I have found this however am skeptical about two things they claim it to be KGB issue and if you look it dos'nt seem to fit right in the case. All up they want $50 Australian dollars about 30 pound. What do you guys think im happy to buy if its authentic.










Thanks Mark


----------



## JoT (Aug 12, 2003)

Mark my opinion is that the case is genuine but the dial is not


----------



## Kutusov (Apr 19, 2010)

There is a KGB version of the Amphibia but I can't recall what's the history. I seem to remember that the first Amphibias with an auto movement were KGB issued but I doubt they had that dial initially... it's like one of those cartoon signs saying "This is not the secret hide-out of Cap. Caveman" or something like that.

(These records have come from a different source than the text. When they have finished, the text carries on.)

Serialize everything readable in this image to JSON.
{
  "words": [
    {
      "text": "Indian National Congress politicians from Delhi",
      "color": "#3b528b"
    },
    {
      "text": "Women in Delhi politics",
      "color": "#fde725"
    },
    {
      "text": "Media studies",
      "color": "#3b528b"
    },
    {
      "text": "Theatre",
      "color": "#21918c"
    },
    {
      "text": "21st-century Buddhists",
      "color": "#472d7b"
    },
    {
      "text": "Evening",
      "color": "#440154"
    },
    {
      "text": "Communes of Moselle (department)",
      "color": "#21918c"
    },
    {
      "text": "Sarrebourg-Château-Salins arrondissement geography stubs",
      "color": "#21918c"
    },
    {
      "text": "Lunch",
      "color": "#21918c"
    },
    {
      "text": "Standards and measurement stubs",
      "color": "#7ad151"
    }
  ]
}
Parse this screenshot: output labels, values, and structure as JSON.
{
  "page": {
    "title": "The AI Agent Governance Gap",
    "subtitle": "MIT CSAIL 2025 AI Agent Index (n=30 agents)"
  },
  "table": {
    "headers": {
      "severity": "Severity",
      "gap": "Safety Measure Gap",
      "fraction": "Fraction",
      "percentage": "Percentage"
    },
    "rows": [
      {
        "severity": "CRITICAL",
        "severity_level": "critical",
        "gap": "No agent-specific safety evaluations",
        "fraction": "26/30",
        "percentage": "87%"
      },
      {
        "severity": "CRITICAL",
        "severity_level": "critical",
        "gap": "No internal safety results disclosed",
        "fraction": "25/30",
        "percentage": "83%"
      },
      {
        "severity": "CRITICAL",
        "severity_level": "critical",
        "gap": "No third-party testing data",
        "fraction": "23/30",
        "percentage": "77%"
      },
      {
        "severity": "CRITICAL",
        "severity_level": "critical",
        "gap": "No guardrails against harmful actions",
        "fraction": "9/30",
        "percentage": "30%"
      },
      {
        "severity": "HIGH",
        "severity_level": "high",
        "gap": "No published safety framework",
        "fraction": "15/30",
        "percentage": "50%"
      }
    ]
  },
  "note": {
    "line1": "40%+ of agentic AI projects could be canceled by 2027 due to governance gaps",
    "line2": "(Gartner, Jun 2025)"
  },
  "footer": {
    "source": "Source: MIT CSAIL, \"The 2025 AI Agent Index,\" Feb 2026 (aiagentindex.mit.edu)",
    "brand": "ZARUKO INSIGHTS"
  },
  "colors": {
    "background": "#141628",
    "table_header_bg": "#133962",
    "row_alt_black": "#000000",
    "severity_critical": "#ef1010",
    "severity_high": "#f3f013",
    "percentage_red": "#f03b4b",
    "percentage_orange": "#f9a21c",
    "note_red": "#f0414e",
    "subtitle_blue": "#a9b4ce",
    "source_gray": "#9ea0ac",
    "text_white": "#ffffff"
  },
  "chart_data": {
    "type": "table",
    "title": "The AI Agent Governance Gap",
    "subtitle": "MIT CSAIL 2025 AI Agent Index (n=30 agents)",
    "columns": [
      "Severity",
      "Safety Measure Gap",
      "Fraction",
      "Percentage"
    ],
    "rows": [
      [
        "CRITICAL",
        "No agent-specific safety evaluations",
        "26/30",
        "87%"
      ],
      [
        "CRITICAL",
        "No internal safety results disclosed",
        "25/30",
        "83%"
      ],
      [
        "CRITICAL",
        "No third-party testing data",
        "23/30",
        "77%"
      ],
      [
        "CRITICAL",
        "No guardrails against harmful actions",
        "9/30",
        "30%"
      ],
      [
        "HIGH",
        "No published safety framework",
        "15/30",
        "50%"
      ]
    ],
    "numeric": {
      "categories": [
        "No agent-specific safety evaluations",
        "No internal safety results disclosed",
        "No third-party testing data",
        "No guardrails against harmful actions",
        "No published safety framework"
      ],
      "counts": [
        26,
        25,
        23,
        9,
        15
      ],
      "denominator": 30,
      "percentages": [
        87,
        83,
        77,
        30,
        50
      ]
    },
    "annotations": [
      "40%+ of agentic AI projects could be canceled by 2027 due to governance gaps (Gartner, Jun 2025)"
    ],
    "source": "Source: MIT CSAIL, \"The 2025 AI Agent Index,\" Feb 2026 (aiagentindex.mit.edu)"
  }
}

Anyway, the crown is from a Komandirskie. I wouldn't spend the money they are asking for that one. You can get a brand new Amphibia KGB looking exactly like that (well, much better being brand new) for almost that kind of money....


----------



## pcke2000 (Mar 2, 2011)

Kutusov said:


> There is a KGB version of the Amphibia but I can't recall what's the history. I seem to remember that the first Amphibias with an auto movement were KGB issued but I doubt they had that dial initially... it's like one of those cartoon signs saying "This is not the secret hide-out of Cap. Caveman" or something like that.
> 
> Anyway, the crown is from a Komandirskie. I wouldn't spend the money they are asking for that one. You can get a brand new Amphibia KGB looking exactly like that (well, much better being brand new) for almost that kind of money....


Kutusov, you're right, the crown is definitely wrong


----------



## Chascomm (Sep 9, 2005)

bsa said:


> I have found this however am skeptical about two things they claim it to be KGB issue and if you look it dos'nt seem to fit right in the case. All up they want $50 Australian dollars about 30 pound. What do you guys think im happy to buy if its authentic.
> 
> 
> 
> ...


This looks like one of the automatic Komandirskie series (small crown, brass case, amphibia 'dot' bezel but with a red triangle). The only puzzle for me is the lack of country-of-origin marks is usually associated with the early/mid 1990s, but I thought the auto Komandirskie was a made a bit later than that. Then again the rules might be different for the 'KGB' dial. 'Made in Russia' would kind of spoil the illusion. Vostok did a special runs of 'cartoon-dial' Vostoks for foreign retailers e.g. the KGB Amphibia sold through a US hardware chain in the early '00s.

Short answer is whatever its provenance, it's not KGB issue.

Do you have a photo of the back?


----------